Título: Após seis anos, arrecadação recua
Autor: Fernandes, Adriana ;Graner, Fabio
Fonte: O Estado de São Paulo, 22/01/2010, Economia, p. B6
Em 2009, entraram R$ 698,28 bilhões nos cofres do governo, com queda real de 2,96% em relação a 2008
Mesmo após uma série de manobras fiscais para reforçar o caixa e garantir o superávit nas contas públicas, o governo não conseguiu evitar a queda na arrecadação da Receita Federal em 2009. Pela primeira vez desde 2003, a arrecadação de tributos federais interrompeu os recordes e fechou abaixo de 2008, com queda real (descontada a inflação) de 2,96%. Em 2009, entraram R$ 698,28 bilhões nos cofres do governo, R$ 21,6 bilhões menos, em termos reais, que em 2008.
O coordenador de Previsão e Análise da Receita, Raimundo Eloi de Carvalho, avaliou que, com o fraco desempenho da economia e a queda na arrecadação federal, a carga tributária de 2009, "com toda certeza", caiu em relação a 2008. Foi a primeira queda desde 2003. A carga, um indicador do peso dos tributos na economia, é calculada pela divisão da receita total das três esferas de governo (União, Estados e municípios) pelo valor do Produto Interno Bruto (PIB). Em 2008, ela correspondia a 35,8% do PIB.
O ano de dupla crise para a Receita (a econômica e a institucional, que provocou uma rebelião dos dirigentes do órgão) não impediu, no entanto, que a arrecadação de dezembro atingisse valor recorde para um único mês: R$ 73,86 bilhões.
Para o secretário da Receita, Otacílio Cartaxo, o desempenho de dezembro foi uma "surpresa boa" e o símbolo maior da retomada do crescimento nacional após um dos anos mais difíceis da história do Fisco. "O resumo da avaliação que faço para 2009 é que, em face das dificuldades que enfrentamos, foi um resultado auspicioso."
A arrecadação da Receita foi um dos últimos indicadores econômicos a apresentar reação depois que o governo adotou medidas para evitar um tombo mais acentuado do PIB em decorrência do impacto negativo da crise internacional.

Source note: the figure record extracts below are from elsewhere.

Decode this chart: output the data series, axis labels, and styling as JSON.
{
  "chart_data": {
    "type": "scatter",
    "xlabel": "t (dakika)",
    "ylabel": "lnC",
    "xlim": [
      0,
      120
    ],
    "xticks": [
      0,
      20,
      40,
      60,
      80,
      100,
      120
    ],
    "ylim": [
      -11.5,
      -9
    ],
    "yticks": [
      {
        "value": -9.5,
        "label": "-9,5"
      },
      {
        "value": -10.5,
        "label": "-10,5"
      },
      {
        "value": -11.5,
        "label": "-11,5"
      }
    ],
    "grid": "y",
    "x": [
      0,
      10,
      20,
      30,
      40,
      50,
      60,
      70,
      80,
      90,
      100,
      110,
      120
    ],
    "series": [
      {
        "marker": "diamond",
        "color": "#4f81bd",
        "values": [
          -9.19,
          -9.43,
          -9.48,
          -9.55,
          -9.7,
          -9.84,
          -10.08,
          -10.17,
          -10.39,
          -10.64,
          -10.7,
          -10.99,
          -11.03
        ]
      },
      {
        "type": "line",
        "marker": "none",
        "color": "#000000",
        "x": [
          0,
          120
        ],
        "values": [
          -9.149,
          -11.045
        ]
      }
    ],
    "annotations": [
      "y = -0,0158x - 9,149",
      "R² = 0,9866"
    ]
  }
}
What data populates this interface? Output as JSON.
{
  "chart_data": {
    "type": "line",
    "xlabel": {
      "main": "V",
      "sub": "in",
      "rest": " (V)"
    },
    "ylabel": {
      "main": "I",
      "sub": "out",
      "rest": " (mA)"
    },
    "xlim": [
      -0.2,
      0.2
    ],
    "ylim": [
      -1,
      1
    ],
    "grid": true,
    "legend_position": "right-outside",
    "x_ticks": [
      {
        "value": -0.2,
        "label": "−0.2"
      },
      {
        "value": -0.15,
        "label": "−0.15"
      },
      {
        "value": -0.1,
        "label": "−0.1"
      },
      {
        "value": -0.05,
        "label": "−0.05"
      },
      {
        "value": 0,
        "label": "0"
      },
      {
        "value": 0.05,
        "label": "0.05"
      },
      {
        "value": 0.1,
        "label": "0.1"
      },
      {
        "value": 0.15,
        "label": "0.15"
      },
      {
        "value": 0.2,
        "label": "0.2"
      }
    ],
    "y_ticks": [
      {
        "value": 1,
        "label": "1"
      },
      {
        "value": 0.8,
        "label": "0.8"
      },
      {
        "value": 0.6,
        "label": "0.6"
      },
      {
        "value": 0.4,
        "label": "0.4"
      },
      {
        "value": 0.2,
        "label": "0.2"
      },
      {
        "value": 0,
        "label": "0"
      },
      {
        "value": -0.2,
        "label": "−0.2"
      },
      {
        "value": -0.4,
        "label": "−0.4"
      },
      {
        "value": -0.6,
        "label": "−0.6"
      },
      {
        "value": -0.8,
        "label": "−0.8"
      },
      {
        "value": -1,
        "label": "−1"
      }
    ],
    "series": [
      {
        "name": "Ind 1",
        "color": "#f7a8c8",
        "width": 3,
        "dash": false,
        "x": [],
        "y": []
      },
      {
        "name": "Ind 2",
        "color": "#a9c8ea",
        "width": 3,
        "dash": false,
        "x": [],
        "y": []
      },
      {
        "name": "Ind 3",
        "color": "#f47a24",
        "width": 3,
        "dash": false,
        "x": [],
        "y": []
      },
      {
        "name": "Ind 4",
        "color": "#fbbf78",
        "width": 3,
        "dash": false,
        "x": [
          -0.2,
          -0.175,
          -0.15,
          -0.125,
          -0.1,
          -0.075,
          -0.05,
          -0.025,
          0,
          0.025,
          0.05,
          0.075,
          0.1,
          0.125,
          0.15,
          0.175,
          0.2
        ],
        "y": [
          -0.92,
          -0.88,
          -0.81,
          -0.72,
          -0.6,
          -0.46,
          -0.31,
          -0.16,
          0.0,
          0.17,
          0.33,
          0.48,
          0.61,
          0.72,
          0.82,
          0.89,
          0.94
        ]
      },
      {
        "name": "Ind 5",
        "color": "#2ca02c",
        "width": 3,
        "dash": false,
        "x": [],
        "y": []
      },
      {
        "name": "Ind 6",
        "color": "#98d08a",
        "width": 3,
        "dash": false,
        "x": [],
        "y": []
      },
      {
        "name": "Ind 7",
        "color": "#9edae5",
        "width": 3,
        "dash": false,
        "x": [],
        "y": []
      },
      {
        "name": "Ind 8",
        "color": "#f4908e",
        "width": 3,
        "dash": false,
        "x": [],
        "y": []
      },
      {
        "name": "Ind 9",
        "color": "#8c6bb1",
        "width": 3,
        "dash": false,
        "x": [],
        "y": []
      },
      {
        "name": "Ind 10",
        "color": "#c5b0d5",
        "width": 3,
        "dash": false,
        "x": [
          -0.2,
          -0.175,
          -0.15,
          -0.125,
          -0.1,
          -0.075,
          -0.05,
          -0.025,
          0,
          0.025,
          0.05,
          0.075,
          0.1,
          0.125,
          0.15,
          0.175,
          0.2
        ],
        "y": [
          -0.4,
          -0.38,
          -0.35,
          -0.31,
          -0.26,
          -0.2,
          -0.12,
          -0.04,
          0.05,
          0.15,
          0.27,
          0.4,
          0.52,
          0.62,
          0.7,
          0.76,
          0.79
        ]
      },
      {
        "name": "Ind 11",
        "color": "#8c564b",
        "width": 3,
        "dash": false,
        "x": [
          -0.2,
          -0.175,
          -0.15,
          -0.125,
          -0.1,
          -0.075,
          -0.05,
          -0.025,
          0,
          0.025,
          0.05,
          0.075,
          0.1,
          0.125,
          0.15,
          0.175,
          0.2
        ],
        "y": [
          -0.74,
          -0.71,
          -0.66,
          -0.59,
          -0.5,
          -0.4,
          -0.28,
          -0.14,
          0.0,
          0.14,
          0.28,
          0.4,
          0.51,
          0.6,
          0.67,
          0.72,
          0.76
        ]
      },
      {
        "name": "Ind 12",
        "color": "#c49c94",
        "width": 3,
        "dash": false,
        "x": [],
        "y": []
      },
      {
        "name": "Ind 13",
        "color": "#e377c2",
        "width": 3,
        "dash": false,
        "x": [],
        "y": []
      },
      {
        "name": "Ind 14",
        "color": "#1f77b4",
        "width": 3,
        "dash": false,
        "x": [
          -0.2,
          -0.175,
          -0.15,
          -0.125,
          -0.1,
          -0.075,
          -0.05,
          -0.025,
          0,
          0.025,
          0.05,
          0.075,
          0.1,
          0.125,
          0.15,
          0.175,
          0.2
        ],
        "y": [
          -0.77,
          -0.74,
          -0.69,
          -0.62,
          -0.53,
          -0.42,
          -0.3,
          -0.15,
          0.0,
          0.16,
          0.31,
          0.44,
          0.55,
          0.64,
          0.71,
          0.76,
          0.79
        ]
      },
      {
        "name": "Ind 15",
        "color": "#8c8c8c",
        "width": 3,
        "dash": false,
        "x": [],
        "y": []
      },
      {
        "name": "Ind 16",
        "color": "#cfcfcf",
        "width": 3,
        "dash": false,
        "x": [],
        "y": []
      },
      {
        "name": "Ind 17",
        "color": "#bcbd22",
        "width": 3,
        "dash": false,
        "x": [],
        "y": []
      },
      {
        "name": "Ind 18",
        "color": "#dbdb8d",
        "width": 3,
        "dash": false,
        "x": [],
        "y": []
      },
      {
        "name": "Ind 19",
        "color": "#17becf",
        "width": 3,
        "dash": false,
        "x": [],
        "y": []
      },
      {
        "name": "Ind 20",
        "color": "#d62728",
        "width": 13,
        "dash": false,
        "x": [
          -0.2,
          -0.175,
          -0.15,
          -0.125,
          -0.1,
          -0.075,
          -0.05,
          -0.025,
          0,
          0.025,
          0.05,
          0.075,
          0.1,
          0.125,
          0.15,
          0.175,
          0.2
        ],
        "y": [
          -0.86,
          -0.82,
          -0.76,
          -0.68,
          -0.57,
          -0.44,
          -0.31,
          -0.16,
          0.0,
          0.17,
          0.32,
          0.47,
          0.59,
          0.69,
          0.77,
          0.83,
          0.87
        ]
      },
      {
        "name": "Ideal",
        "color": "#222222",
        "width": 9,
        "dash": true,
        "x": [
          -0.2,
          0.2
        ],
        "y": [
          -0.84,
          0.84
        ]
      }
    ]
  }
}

O governo contabiliza perda de R$ 25 bilhões com as desonerações tributárias para estimular a retomada mais rápida do crescimento depois da crise e mais R$ 3 bilhões com pedidos a mais de compensações de crédito. Por essa sistemática, uma empresa que tem crédito a receber pode pagar um tributo fazendo a compensação automática. O problema é que, para a Receita, muitas dessas compensações acabam se mostrando irregulares, e situações desse tipo aumentaram com a crise.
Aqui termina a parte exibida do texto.